The most visible of all voters were the 12 presidential candidates, including the Socialist Ségolène Royal, who cast her ballot in the small town of Melle in her political heartland in western France.
“The French people know the importance of this vote," she told reporters. "I share their feeling that this is a very important day."
With no candidate expected to achieve an overall majority in today's first round, it will come down to a second round of voting on May 6 between the two frontrunners.
Hopes that Francois Bayrou, the centrist "wild card", could snare a place in the run-offs were hit by late opinion polls showing his support crumbling and Ms Royal gaining ground on Mr Sarkozy, the hardline former interior minister.
A CSA poll, which was not published in France because of a black-out before today's ballot, put Ms Royal on 26 per cent, only a point behind Mr Sarkozy.
Jean-Marie Le Pen, the leader of the far-right National Front who set off shockwaves around the world when he grabbed a place in the run-offs at the last presidential election in 2002, was said to be lying third on 17 per cent, a point ahead of Mr Bayrou.
Perhaps the most significant figure thrown up by the poll was the fact that almost four in ten voters were still undecided after a campaign in which none of the major candidates are thought to have distinguished themselves and in which policy has played second fiddle to personality.
Mr Sarkozy, an abrasive character who is accused by his critics of being overly authoritarian, underwent a public split from his wife in 2005 when she left him for a New York advertising executive, complaining that he treated her like "a piece of furniture".
The two reconciled early last year, but Cecilia, the daughter of a Russian pianist, has been all but invisible in recent weeks, prompting speculation - fuelled last week by Mr Le Pen - that their relationship is in trouble.
Today's joint appearance seemed designed to quash that speculation and Mr Sarkozy was all smiles as he and his family arrived on foot at the Neuilly polling station.
“What is very important is that the French come to vote in large numbers,” he told reporters in Neuilly, a suburb of Paris.
By midday 31 per cent of the country's 44.5 million registered voters had turned out, far more than in 2002 - and some said that Mr Le Pen's first-round success last time had shaken them out of their apathy.
“I want it to be a Sarkozy-Segolene run off,” Laurence Rouquette, a 40-year-old antiques dealer, said after voting in a sunny Paris suburb. “Usually I vote for the smaller candidates but this time I voted for one of the main ones.”

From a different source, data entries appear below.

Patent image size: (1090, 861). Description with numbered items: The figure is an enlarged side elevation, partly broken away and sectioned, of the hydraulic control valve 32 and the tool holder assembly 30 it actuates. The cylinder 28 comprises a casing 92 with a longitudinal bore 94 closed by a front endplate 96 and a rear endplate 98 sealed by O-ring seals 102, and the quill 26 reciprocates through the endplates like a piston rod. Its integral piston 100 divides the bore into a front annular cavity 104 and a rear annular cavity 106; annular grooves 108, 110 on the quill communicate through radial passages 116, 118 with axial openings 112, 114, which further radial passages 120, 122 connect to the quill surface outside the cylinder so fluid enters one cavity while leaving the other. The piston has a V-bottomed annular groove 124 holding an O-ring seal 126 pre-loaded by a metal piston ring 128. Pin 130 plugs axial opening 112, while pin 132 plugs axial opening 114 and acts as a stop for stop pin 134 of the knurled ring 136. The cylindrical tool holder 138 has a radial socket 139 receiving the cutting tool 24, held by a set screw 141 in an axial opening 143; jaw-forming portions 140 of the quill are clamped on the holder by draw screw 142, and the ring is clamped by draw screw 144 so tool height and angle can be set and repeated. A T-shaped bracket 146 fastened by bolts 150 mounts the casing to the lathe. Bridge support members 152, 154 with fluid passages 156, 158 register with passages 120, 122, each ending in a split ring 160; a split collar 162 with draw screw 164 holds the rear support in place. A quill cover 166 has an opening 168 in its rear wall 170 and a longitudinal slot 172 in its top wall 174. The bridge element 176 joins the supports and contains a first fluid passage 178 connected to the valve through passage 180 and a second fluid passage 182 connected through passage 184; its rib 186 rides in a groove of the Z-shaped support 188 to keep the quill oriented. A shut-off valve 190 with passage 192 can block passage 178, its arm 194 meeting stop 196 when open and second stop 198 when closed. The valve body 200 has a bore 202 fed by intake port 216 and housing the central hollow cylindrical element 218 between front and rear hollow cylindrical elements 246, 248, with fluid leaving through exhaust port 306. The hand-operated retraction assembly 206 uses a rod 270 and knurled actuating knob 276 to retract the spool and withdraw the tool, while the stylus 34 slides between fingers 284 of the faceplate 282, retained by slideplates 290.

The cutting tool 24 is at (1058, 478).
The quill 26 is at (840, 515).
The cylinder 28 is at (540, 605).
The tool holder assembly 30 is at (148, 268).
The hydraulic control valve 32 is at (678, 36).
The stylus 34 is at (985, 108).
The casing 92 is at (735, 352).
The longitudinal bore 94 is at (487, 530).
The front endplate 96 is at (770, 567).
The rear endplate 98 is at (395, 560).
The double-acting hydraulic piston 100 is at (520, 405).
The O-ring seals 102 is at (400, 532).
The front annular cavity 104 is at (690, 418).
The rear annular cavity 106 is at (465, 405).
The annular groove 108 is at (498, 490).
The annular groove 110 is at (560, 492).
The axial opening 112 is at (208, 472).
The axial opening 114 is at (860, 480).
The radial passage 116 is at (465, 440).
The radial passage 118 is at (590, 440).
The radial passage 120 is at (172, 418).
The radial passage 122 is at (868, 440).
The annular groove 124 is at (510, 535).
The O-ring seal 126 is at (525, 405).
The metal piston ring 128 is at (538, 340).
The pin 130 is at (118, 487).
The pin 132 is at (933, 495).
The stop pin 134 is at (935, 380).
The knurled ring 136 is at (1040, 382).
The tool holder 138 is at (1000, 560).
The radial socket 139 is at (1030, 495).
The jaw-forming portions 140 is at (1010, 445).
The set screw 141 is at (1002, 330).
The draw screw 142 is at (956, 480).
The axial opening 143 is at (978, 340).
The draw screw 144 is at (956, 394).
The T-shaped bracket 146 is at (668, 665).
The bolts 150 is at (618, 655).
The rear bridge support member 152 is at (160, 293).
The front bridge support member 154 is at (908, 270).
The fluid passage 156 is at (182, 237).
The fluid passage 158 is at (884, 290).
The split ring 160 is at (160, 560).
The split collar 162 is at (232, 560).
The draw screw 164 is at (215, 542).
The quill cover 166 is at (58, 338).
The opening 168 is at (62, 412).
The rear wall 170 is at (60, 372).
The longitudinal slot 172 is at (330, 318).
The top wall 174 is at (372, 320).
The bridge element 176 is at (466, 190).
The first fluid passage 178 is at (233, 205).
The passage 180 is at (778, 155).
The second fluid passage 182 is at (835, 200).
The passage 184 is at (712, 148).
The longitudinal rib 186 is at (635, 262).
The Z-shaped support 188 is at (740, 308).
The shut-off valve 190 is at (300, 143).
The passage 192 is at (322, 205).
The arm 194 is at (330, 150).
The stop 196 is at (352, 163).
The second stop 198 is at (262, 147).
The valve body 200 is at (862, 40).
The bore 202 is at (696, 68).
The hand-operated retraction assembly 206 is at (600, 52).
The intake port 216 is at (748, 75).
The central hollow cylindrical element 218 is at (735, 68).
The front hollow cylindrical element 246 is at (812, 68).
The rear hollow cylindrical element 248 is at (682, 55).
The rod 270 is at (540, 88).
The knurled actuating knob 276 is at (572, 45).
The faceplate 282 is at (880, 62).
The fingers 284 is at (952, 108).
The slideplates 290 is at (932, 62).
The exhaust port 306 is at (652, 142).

Mr Sarkozy, the son of a Hungarian immigrant, has pushed a right-wing programme based on the themes of work and national identity and is seen as the most business-friendly of the candidates. But his tough talk sparked fears he would divide rather than unite the nation.
Ms Royal, an army officer’s daughter with an almost permanent smile, has presented herself as a nurturing mother figure and has proposed a leftist economic programme that would keep France’s generous welfare system intact. Meanwhile, Mr Bayrou, a former Latin teacher, wants to end the left-right political divide by forming a national unity government.
All three mainstream candidates come from a new generation of politicians - all are in their fifties - and all claim to represent a break from a discredited past.
Whoever ends up winning the presidency in two weeks' time will also have to deal with a huge public debt, stubbornly high unemployment and seething discontent in immigrant suburbs which erupted into widespread rioting two years ago. He or she will also need to soothe French angst about factories closing and jobs relocating to China or India.
Also running in the election are three Trotskyites, a Communist, a Green and Jose Bove, a well-known anti-globalisation campaigner. They are joined by a Catholic nationalist and a campaigner for hunters' rights.